Databricks: Databricks Workflows (Jobs, Tasks, Passing Values, If/Else, Re-runs, and Loops)


1. 🔹 Introduction to Workflows

  • Databricks Workflow (Job) = a pipeline of tasks (notebooks, scripts, SQL, pipelines, etc.).
  • Use cases: ETL orchestration, data quality checks, ML pipelines, conditional branching.
  • Each job = multiple tasks with dependencies, parameters, retries, schedules, etc.

2. 🔹 Jobs UI Overview

When creating a job:

  • Task types: Notebook, Python script, Wheel, JAR, SQL, dbt, Spark submit, If/Else, For Each.
  • Cluster: Use job clusters (terminate after run) or all-purpose clusters.
  • Parameters: Pass values via widgets (dbutils.widgets.get() in notebooks).
  • Notifications: Configure success/failure emails or alerts.
  • Retries & Timeouts: Control job resiliency.
  • Schedule/Trigger: Run once, on schedule, or triggered by events.
  • Permissions: Control who can run/edit/manage jobs.
  • Advanced: Queueing, max concurrent runs.

3. 🔹 Creating a Job (Example: Process Employee Data)

Workflow:

  1. Get Day (extract current day name from date).
  2. Check if Sunday (If/Else branch).
  3. If True → Process data by department.
  4. If False → Print “Not Sunday”.

Notebook Setup

  • Notebook 1: Get Day dbutils.widgets.text("input_date", "") input_date = dbutils.widgets.get("input_date") # Get day of week input_day = spark.sql(f""" SELECT date_format(to_timestamp('{input_date}', "yyyy-MM-dd'T'HH:mm:ss"), 'E') as day """).collect()[0].day # Set task value dbutils.jobs.taskValues.set(key="input_day", value=input_day)
  • Notebook 2: Process Data (department-based ETL).
  • Notebook 3: Else branch (just print day). input_day = dbutils.jobs.taskValues.get(taskKey="01_set_day", key="input_day") print(f"Today is {input_day}, skipping processing.")

4. 🔹 Passing Values Between Tasks

  • Use dbutils.jobs.taskValues.set() in producer task.
  • Retrieve with dbutils.jobs.taskValues.get(taskKey, key) in consumer task.

✅ Example: Pass “Sunday” check from Notebook 1 → If/Else task.


5. 🔹 Conditional (If/Else) Tasks

  • Add If/Else task in Workflow.
  • Condition:
    • Value from task output = “Sunday”.
    • Operator = equals.
  • True branch → Run process notebook.
  • False branch → Run else notebook.

6. 🔹 Re-run Failed Jobs

  • Go to Run history → Repair run.
  • Select failed tasks → re-execute only those.
  • Saves time (no need to rerun entire pipeline).

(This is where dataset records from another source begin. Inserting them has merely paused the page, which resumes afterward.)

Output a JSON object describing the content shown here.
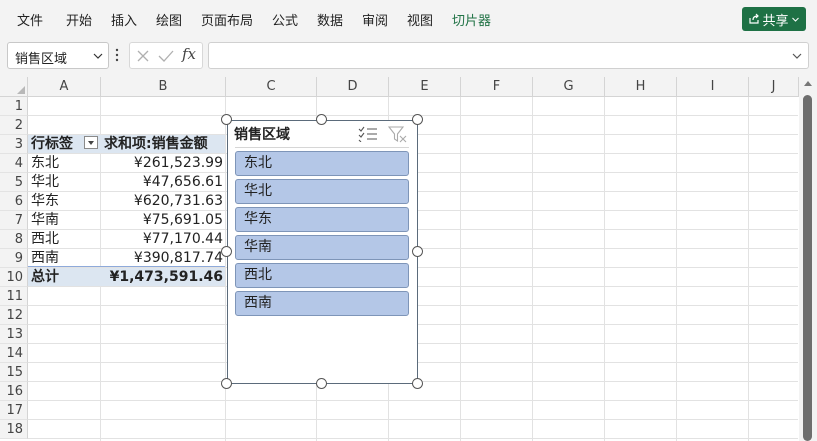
{
  "ribbon": {
    "tabs": [
      {
        "label": "文件"
      },
      {
        "label": "开始"
      },
      {
        "label": "插入"
      },
      {
        "label": "绘图"
      },
      {
        "label": "页面布局"
      },
      {
        "label": "公式"
      },
      {
        "label": "数据"
      },
      {
        "label": "审阅"
      },
      {
        "label": "视图"
      },
      {
        "label": "切片器",
        "active": true
      }
    ],
    "share_label": "共享",
    "accent_color": "#217346"
  },
  "formula_bar": {
    "name_box": "销售区域",
    "fx_label": "fx",
    "formula": ""
  },
  "grid": {
    "columns": [
      "A",
      "B",
      "C",
      "D",
      "E",
      "F",
      "G",
      "H",
      "I",
      "J"
    ],
    "rows": [
      "1",
      "2",
      "3",
      "4",
      "5",
      "6",
      "7",
      "8",
      "9",
      "10",
      "11",
      "12",
      "13",
      "14",
      "15",
      "16",
      "17",
      "18"
    ]
  },
  "pivot": {
    "row_label_header": "行标签",
    "value_header": "求和项:销售金额",
    "rows": [
      {
        "label": "东北",
        "value": "¥261,523.99"
      },
      {
        "label": "华北",
        "value": "¥47,656.61"
      },
      {
        "label": "华东",
        "value": "¥620,731.63"
      },
      {
        "label": "华南",
        "value": "¥75,691.05"
      },
      {
        "label": "西北",
        "value": "¥77,170.44"
      },
      {
        "label": "西南",
        "value": "¥390,817.74"
      }
    ],
    "total_label": "总计",
    "total_value": "¥1,473,591.46",
    "header_fill": "#dce6f1"
  },
  "slicer": {
    "title": "销售区域",
    "items": [
      "东北",
      "华北",
      "华东",
      "华南",
      "西北",
      "西南"
    ],
    "item_fill": "#b4c7e7"
  }
}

7. 🔹 Override Parameters at Runtime

  • Use Run with different parameters in UI.
  • Example: Override input_date to "2024-10-27T13:00:00" → Forces workflow to evaluate as Sunday.

8. 🔹 For Each Loop in Workflows

  • Wrap a task (e.g., Process Department Data) inside a For Each loop.
  • Provide array of values (static or dynamic). ["sales", "office"]
  • Each loop iteration passes one value → notebook parameter.

Example notebook parameter setup:

dbutils.widgets.text("department", "")
department = dbutils.widgets.get("department")

print(f"Processing department: {department}")

💡 This runs the same task multiple times (parallel/sequential) for each department.


9. 🔹 Best Practices

  • ✅ Always use job clusters (auto-terminate) → cost saving.
  • ✅ Centralize parameters at job level, override at task level when needed.
  • ✅ Use taskValues for cross-task communication.
  • ✅ Use If/Else for conditional ETL or SLA workflows.
  • ✅ Use For Each for department-wise ETL, multi-source ingestion, or model training per dataset.
  • ✅ Leverage repair runs instead of restarting full pipelines.

10. 🔹 Summary

  • Jobs orchestrate pipelines.
  • Tasks define execution units (Notebook, Python, SQL, etc.).
  • Parameters & TaskValues allow passing dynamic values.
  • If/Else = branch logic.
  • For Each = loop logic.
  • Repair Runs = selective reruns.
  • Override Params = test/debug flexibility.

This makes Databricks Workflows a lightweight orchestrator (similar to Airflow but native inside Databricks).